Frente a ello, refugiarse en propuestas universalistas obvia una cuestión fundamental: que el universalismo y el individualismo son las dos caras inseparables del proceso de modernización que acabamos de describir. En este sentido, es imprescindible poner en relación los trabajos de Pietro Barcellona con los del antropólogo francés Louis Dumont. Son dos aportaciones que, desde los márgenes de la filosofía, proyectan una luz reveladora sobre la gran tradición filosófica universalista. Dumont argumenta con contundencia que el origen del individualismo moderno occidental está en la potencia con la que el cristianismo acomete su operación más radical: universalizar la relación del individuo con Dios. El cristianismo establece una relación de doble dirección entre lo individual y lo universal: por un lado, todo ser humano pasa a ser considerado un individuo hecho a imagen y semejanza de Dios; por otro lado, la universalidad de la humanidad sólo es pensable desde esta relación individualizada que cada uno mantiene con la divinidad. Dicho de otra manera: el universalismo cristiano depende de la constitución del cristiano como individuo.

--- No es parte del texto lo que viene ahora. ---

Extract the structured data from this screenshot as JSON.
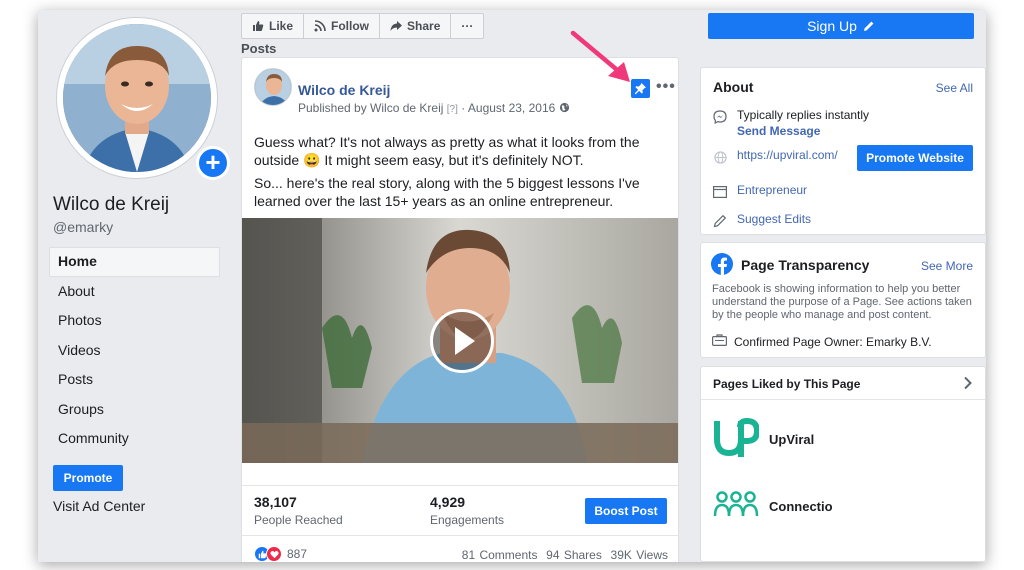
{
  "page": {
    "name": "Wilco de Kreij",
    "handle": "@emarky"
  },
  "nav": {
    "items": [
      {
        "label": "Home",
        "active": true
      },
      {
        "label": "About"
      },
      {
        "label": "Photos"
      },
      {
        "label": "Videos"
      },
      {
        "label": "Posts"
      },
      {
        "label": "Groups"
      },
      {
        "label": "Community"
      }
    ],
    "promote_label": "Promote",
    "ad_center_label": "Visit Ad Center"
  },
  "actionbar": {
    "like_label": "Like",
    "follow_label": "Follow",
    "share_label": "Share",
    "more_label": "···"
  },
  "signup_label": "Sign Up",
  "posts_heading": "Posts",
  "post": {
    "author": "Wilco de Kreij",
    "published_by": "Published by Wilco de Kreij",
    "help_marker": "[?]",
    "separator": "·",
    "date": "August 23, 2016",
    "more_label": "•••",
    "text_1": "Guess what? It's not always as pretty as what it looks from the outside 😀 It might seem easy, but it's definitely NOT.",
    "text_2": "So... here's the real story, along with the 5 biggest lessons I've learned over the last 15+ years as an online entrepreneur.",
    "people_reached": "38,107",
    "people_reached_label": "People Reached",
    "engagements": "4,929",
    "engagements_label": "Engagements",
    "boost_label": "Boost Post",
    "reactions_count": "887",
    "comments": "81 Comments",
    "shares": "94 Shares",
    "views": "39K Views"
  },
  "about": {
    "title": "About",
    "see_all": "See All",
    "replies": "Typically replies instantly",
    "send_message": "Send Message",
    "website": "https://upviral.com/",
    "promote_website": "Promote Website",
    "category": "Entrepreneur",
    "suggest_edits": "Suggest Edits"
  },
  "transparency": {
    "title": "Page Transparency",
    "see_more": "See More",
    "description": "Facebook is showing information to help you better understand the purpose of a Page. See actions taken by the people who manage and post content.",
    "owner": "Confirmed Page Owner: Emarky B.V."
  },
  "liked": {
    "title": "Pages Liked by This Page",
    "pages": [
      {
        "name": "UpViral"
      },
      {
        "name": "Connectio"
      }
    ]
  },
  "colors": {
    "brand": "#1877f2",
    "link": "#4267b2",
    "teal": "#1ab394",
    "arrow": "#f0397a"
  },
  "icons": [
    "like-icon",
    "rss-icon",
    "share-icon",
    "pencil-icon",
    "pin-icon",
    "globe-icon",
    "messenger-icon",
    "link-globe-icon",
    "category-icon",
    "pencil-edit-icon",
    "facebook-icon",
    "id-card-icon",
    "chevron-right-icon",
    "play-icon",
    "annotation-arrow"
  ]
}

Esta relación de cada uno con el todo es la matriz del universalismo moderno y secularizado. En el mundo moderno, la relación de cada individuo con la esfera abstracta del derecho garantiza la articulación de la sociedad. Los trabajos de P. Barcellona[9] sobre la sociedad jurídica moderna complementan esta idea: la subjetividad abstracta del orden jurídico, igualitario y universal, es lo que permite pensar la sociedad asumiendo como premisa una noción de individuo liberado de cualquier vínculo comunitario. ¿Cómo hacerlo si no? ¿Cómo pasar de la desagregación agresiva y terrorífica de los individuos librados a sí mismos a la constitución de una sociedad? El contrato o la asociación de valor universal es la única mediación entre el desorden y el orden, entre la individualidad concreta, sujeta a necesidades y al deseo ilimitado de posesión, y la subjetividad abstracta, depositaría de valores como la igualdad y la universalidad. Es precisamente la abstracción de esta subjetividad, en tanto que depositaría de la igualdad y la universalidad, lo que permite mantener la relación y cooperación concreta de los hombres en términos de indiferencia recíproca. Así, el universalismo jurídico se rige por la reducción de las relaciones interpersonales a relaciones económicas. «Es el universalismo de los comerciantes»[10], dice P. Barcellona de forma clara. Es el modo de estar juntos que necesita el capitalismo para desarrollarse y funcionar. Podríamos añadir: juntos en lo abstracto, diversos y desvinculados en lo concreto. Cuando hoy se contrapone el cosmopolitismo democrático, de carácter jurídico, a la marcha desbocada de la globalización económica, se está olvidando esta relación fundamental entre el universalismo jurídico y la economía monetaria. No son fuerzas antagónicas. Son los poderosos aliados que han llevado el régimen de explotación capitalista a su grado de intensidad actual. Una última cita de Barcellona en este sentido: «El derecho esconde y hace imposible a la sociedad reapropiarse de su poder fundativo, en el sentido de tomar decisiones sobre lo que es común y lo que es divisible (…) Construye la intersubjetividad sobre la base de la relación yo-tú y elimina el nosotros»[11].